MRC Clinical Trials Unit at University College London, London, UK; Centre for Tropical Medicine and Global Health, Nuffield Department of Medicine, University of Oxford, Oxford, UK.
MRC Clinical Trials Unit at University College London, London, UK.
Lancet Infect Dis. 2021 Jun;21(6):e175-e181. doi: 10.1016/S1473-3099(20)30791-X. Epub 2021 Apr 21.

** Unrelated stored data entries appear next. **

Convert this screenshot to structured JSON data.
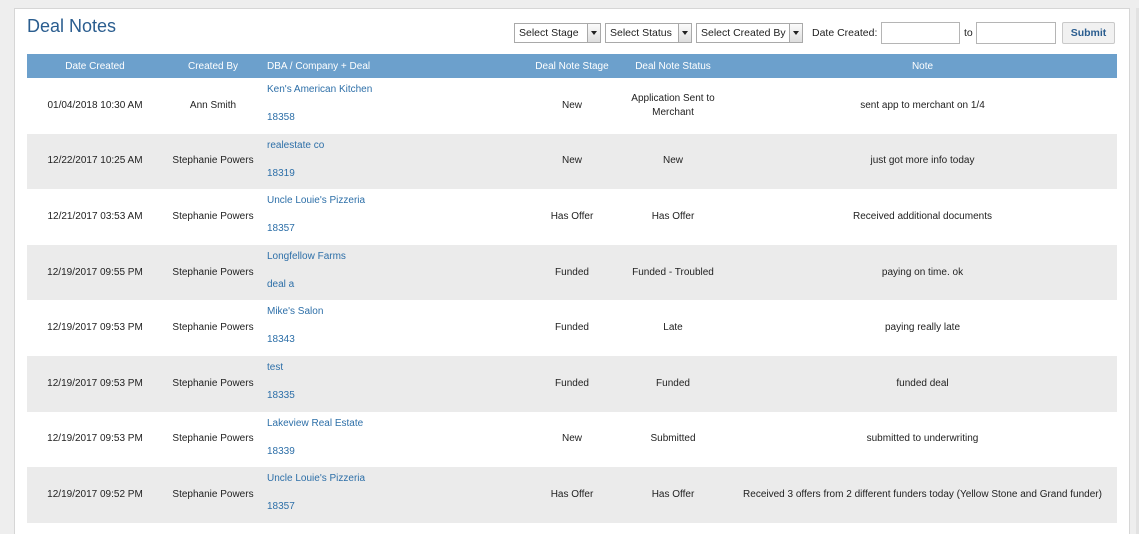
{
  "page": {
    "title": "Deal Notes"
  },
  "filters": {
    "stage": "Select Stage",
    "status": "Select Status",
    "created_by": "Select Created By",
    "date_label": "Date Created:",
    "to_label": "to",
    "submit": "Submit"
  },
  "table": {
    "headers": {
      "date": "Date Created",
      "created_by": "Created By",
      "deal": "DBA / Company + Deal",
      "stage": "Deal Note Stage",
      "status": "Deal Note Status",
      "note": "Note"
    },
    "rows": [
      {
        "date": "01/04/2018 10:30 AM",
        "created_by": "Ann Smith",
        "company": "Ken's American Kitchen",
        "deal": "18358",
        "stage": "New",
        "status": "Application Sent to Merchant",
        "note": "sent app to merchant on 1/4"
      },
      {
        "date": "12/22/2017 10:25 AM",
        "created_by": "Stephanie Powers",
        "company": "realestate co",
        "deal": "18319",
        "stage": "New",
        "status": "New",
        "note": "just got more info today"
      },
      {
        "date": "12/21/2017 03:53 AM",
        "created_by": "Stephanie Powers",
        "company": "Uncle Louie's Pizzeria",
        "deal": "18357",
        "stage": "Has Offer",
        "status": "Has Offer",
        "note": "Received additional documents"
      },
      {
        "date": "12/19/2017 09:55 PM",
        "created_by": "Stephanie Powers",
        "company": "Longfellow Farms",
        "deal": "deal a",
        "stage": "Funded",
        "status": "Funded - Troubled",
        "note": "paying on time. ok"
      },
      {
        "date": "12/19/2017 09:53 PM",
        "created_by": "Stephanie Powers",
        "company": "Mike's Salon",
        "deal": "18343",
        "stage": "Funded",
        "status": "Late",
        "note": "paying really late"
      },
      {
        "date": "12/19/2017 09:53 PM",
        "created_by": "Stephanie Powers",
        "company": "test",
        "deal": "18335",
        "stage": "Funded",
        "status": "Funded",
        "note": "funded deal"
      },
      {
        "date": "12/19/2017 09:53 PM",
        "created_by": "Stephanie Powers",
        "company": "Lakeview Real Estate",
        "deal": "18339",
        "stage": "New",
        "status": "Submitted",
        "note": "submitted to underwriting"
      },
      {
        "date": "12/19/2017 09:52 PM",
        "created_by": "Stephanie Powers",
        "company": "Uncle Louie's Pizzeria",
        "deal": "18357",
        "stage": "Has Offer",
        "status": "Has Offer",
        "note": "Received 3 offers from 2 different funders today (Yellow Stone and Grand funder)"
      }
    ]
  },
  "colors": {
    "header_bg": "#6ca0cc",
    "link": "#2d6fa8",
    "title": "#2a5d8f",
    "row_alt": "#ebebeb"
  }
}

Antimicrobial resistance is impacting treatment decisions for, and patient outcomes from, bacterial infections worldwide, with particular threats from infections with carbapenem-resistant Enterobacteriaceae, Acinetobacter baumanii, or Pseudomonas aeruginosa. Numerous areas of clinical uncertainty surround the treatment of these highly resistant infections, yet substantial obstacles exist to the design and conduct of treatment trials for carbapenem-resistant bacterial infections. These include the lack of a widely acceptable optimised standard of care and control regimens, varying antimicrobial susceptibilities and clinical contraindications making specific intervention regimens infeasible, and diagnostic and recruitment challenges. The current single comparator trials are not designed to answer the urgent public health question, identified as a high priority by WHO, of what are the best regimens out of the available options that will significantly reduce morbidity, costs, and mortality. This scenario has an analogy in network meta-analysis, which compares multiple treatments in an evidence synthesis to rank the best of a set of available treatments. To address these obstacles, we propose extending the network meta-analysis approach to individual randomisation of patients. We refer to this approach as a Personalised RAndomised Controlled Trial (PRACTical) design that compares multiple treatments in an evidence synthesis, to identify, overall, which is the best treatment out of a set of available treatments to recommend, or how these different treatments rank against each other. In this Personal View, we summarise the design principles of personalised randomised controlled trial designs. Specifically, of a network of different potential regimens for life-threatening carbapenem-resistant infections, each patient would be randomly assigned only to regimens considered clinically reasonable for that patient at that time, incorporating antimicrobial susceptibility, toxicity profile, pharmacometric properties, availability, and physician assessment. Analysis can use both direct and indirect comparisons across the network, analogous to network meta-analysis. This new trial design will maximise the relevance of the findings to each individual patient, and enable the top-ranked regimens from any personalised randomisation list to be identified, in terms of both efficacy and safety.
抗菌药物耐药性正在影响全球范围内细菌感染的治疗决策和患者预后,碳青霉烯类耐药肠杆菌科、鲍曼不动杆菌或铜绿假单胞菌感染尤其构成威胁。这些高度耐药感染的治疗存在许多临床不确定性,但设计和开展碳青霉烯类耐药细菌感染治疗试验存在巨大障碍。这些障碍包括缺乏广泛可接受的优化标准护理和对照方案、抗菌药物敏感性和临床禁忌不同,使得特定干预方案不可行,以及诊断和招募挑战。目前的单一比较试验设计无法回答世卫组织确定的紧迫公共卫生问题,即从现有选择中,哪些方案是最佳方案,能显著降低发病率、成本和死亡率。这种情况与网络荟萃分析类似,后者在证据综合中比较多种治疗方法,以对一组现有治疗方法中的最佳治疗方法进行排名。为了解决这些障碍,我们建议将网络荟萃分析方法扩展到患者的个体随机分组。我们将这种方法称为个性化随机对照试验(PRACTical)设计,该设计在证据综合中比较多种治疗方法,以确定总体而言,在一组现有治疗方法中,哪种治疗方法最好推荐,或者这些不同治疗方法如何相互排名。在本个人观点中,我们总结了个性化随机对照试验设计的设计原则。具体来说,对于危及生命的碳青霉烯类耐药感染的多种潜在治疗方案网络,每个患者仅随机分配到当时认为对该患者临床合理的方案,包括抗菌药物敏感性、毒性特征、药代动力学特性、可用性和医生评估。分析可以使用网络内的直接和间接比较,类似于网络荟萃分析。这种新的试验设计将最大限度地提高研究结果对每个个体患者的相关性,并能够根据疗效和安全性确定任何个性化随机分组列表中的排名最高的方案。